The story of the odd-couple monsters with the voices of Billy Crystal and John Goodman was sweeter and more child-friendly than the smart, sassy "Shrek," though, and "Monsters University" strikes those same notes.
The prequel is not as delightful or novel as the original but it's populated with many more monsters, thanks to advances in animation, and adds Helen Mirren to the cast. She speaks for Dean Hardscrabble, an Amazonian giant centipede with 30 legs and, for good measure, dragon wings that pop out like Batman's cape.
3 stars = Good
Voices of Billy Crystal, John Goodman, Helen Mirren, Steve Buscemi.

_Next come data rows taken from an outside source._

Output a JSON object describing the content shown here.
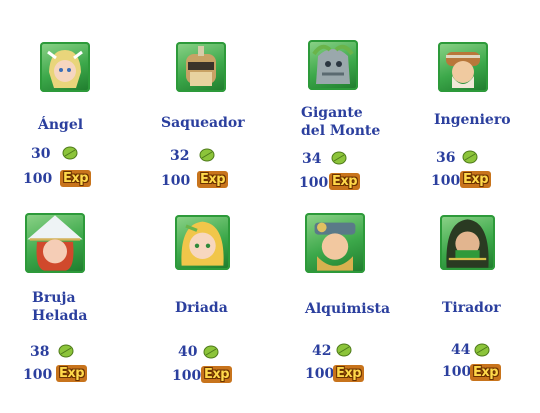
{
  "heroes": [
    {
      "name": "Ángel",
      "level": "30",
      "exp": "100",
      "exp_badge": "Exp",
      "icon": "angel-portrait",
      "hair": "#e9d57b",
      "skin": "#f6d6c0"
    },
    {
      "name": "Saqueador",
      "level": "32",
      "exp": "100",
      "exp_badge": "Exp",
      "icon": "looter-portrait",
      "hair": "#6b5a3a",
      "skin": "#c8a265"
    },
    {
      "name": "Gigante del Monte",
      "name_lines": [
        "Gigante",
        "del Monte"
      ],
      "level": "34",
      "exp": "100",
      "exp_badge": "Exp",
      "icon": "mountain-giant-portrait",
      "hair": "#7f8a8e",
      "skin": "#9aa8ac"
    },
    {
      "name": "Ingeniero",
      "level": "36",
      "exp": "100",
      "exp_badge": "Exp",
      "icon": "engineer-portrait",
      "hair": "#b8773a",
      "skin": "#f0caa0"
    },
    {
      "name": "Bruja Helada",
      "name_lines": [
        "Bruja",
        "Helada"
      ],
      "level": "38",
      "exp": "100",
      "exp_badge": "Exp",
      "icon": "ice-witch-portrait",
      "hair": "#d0492c",
      "skin": "#f5cdb6"
    },
    {
      "name": "Driada",
      "level": "40",
      "exp": "100",
      "exp_badge": "Exp",
      "icon": "dryad-portrait",
      "hair": "#f1c64a",
      "skin": "#f7d7bf"
    },
    {
      "name": "Alquimista",
      "level": "42",
      "exp": "100",
      "exp_badge": "Exp",
      "icon": "alchemist-portrait",
      "hair": "#d8b14f",
      "skin": "#f2c8a0"
    },
    {
      "name": "Tirador",
      "level": "44",
      "exp": "100",
      "exp_badge": "Exp",
      "icon": "marksman-portrait",
      "hair": "#2a3a22",
      "skin": "#e2b58f"
    }
  ],
  "colors": {
    "text": "#2b3f9e",
    "portrait_bg": "#3ca84a",
    "leaf": "#8cc43a",
    "exp_badge": "#c8741c"
  }
}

It introduces us to the green, one-eyed Mike Wazowski (Mr. Crystal) as a little monster at Frighton Elementary School and, later, arriving at Monsters University, the school he hopes will open doors to opening doors at Monsters, Inc.
As we learned a dozen years ago, that is the power company, which sends scary employees through closet doors around the world to trigger screams. They serve as an energy source for Monstropolis.
Mike is a Scaring major, just like his lizard-like roomie (Steve Buscemi) and another freshman who is everything the diminutive dynamo is not. Sulley (Mr. Goodman) is a big blue furry lug who is the son of a famous scarer and so naturally gifted that he never cracks a book.
When Mike and Sulley get into a tussle that gets them kicked out of the Scare program they end up joining a fraternity to compete in the campus Scare Games. It's go big or go home for the pair, who join the misfits of the Oozma Kappa or OK frat.
"Monsters University" explores what can happen when unlikely friendships are forged, hard-working underdogs unite, how someone can fall short in talent but excel in other ways, and why a scary exterior might be hiding a terrified interior.
Dreams don't always come true in the way we imagine, the story demonstrates, and there's even a minor surprise near the end.
But it's mainly an excuse to revisit two memorable characters and to take mainstays such as Frisbee on the quad, frat parties and lectures in stately old halls and transfer them to this Crayola-colored universe. To drive home the college vibe, composer Randy Newman tapped the Blue Devils drum corps that delivers the sound associated with Saturday afternoon football games.
Celebrity voices abound, including Julia Sweeney as five-eyed mom Sherri Squibbles, Alfred Molina as a Scaring 101 professor and Nathan Fillion as the swaggering president of the Roar Omega Roar frat, to name just a few.
Monsters come in all shapes and sizes, from ones with horns sprouting from their heads or doubling as their noses, tentacles for arms and legs or slug shapes that slither slowly across the ground.
Its G rating is family friendly, its 103-minute running time (movie is preceded by the short "The Blue Umbrella" and has a bonus scene at the end of the credits) a little less so.
It's not at the top of the Disney-Pixar class, but it's certainly pleasant and so brightly tinted and imagined that you can save the 3-D surcharge for another summer movie.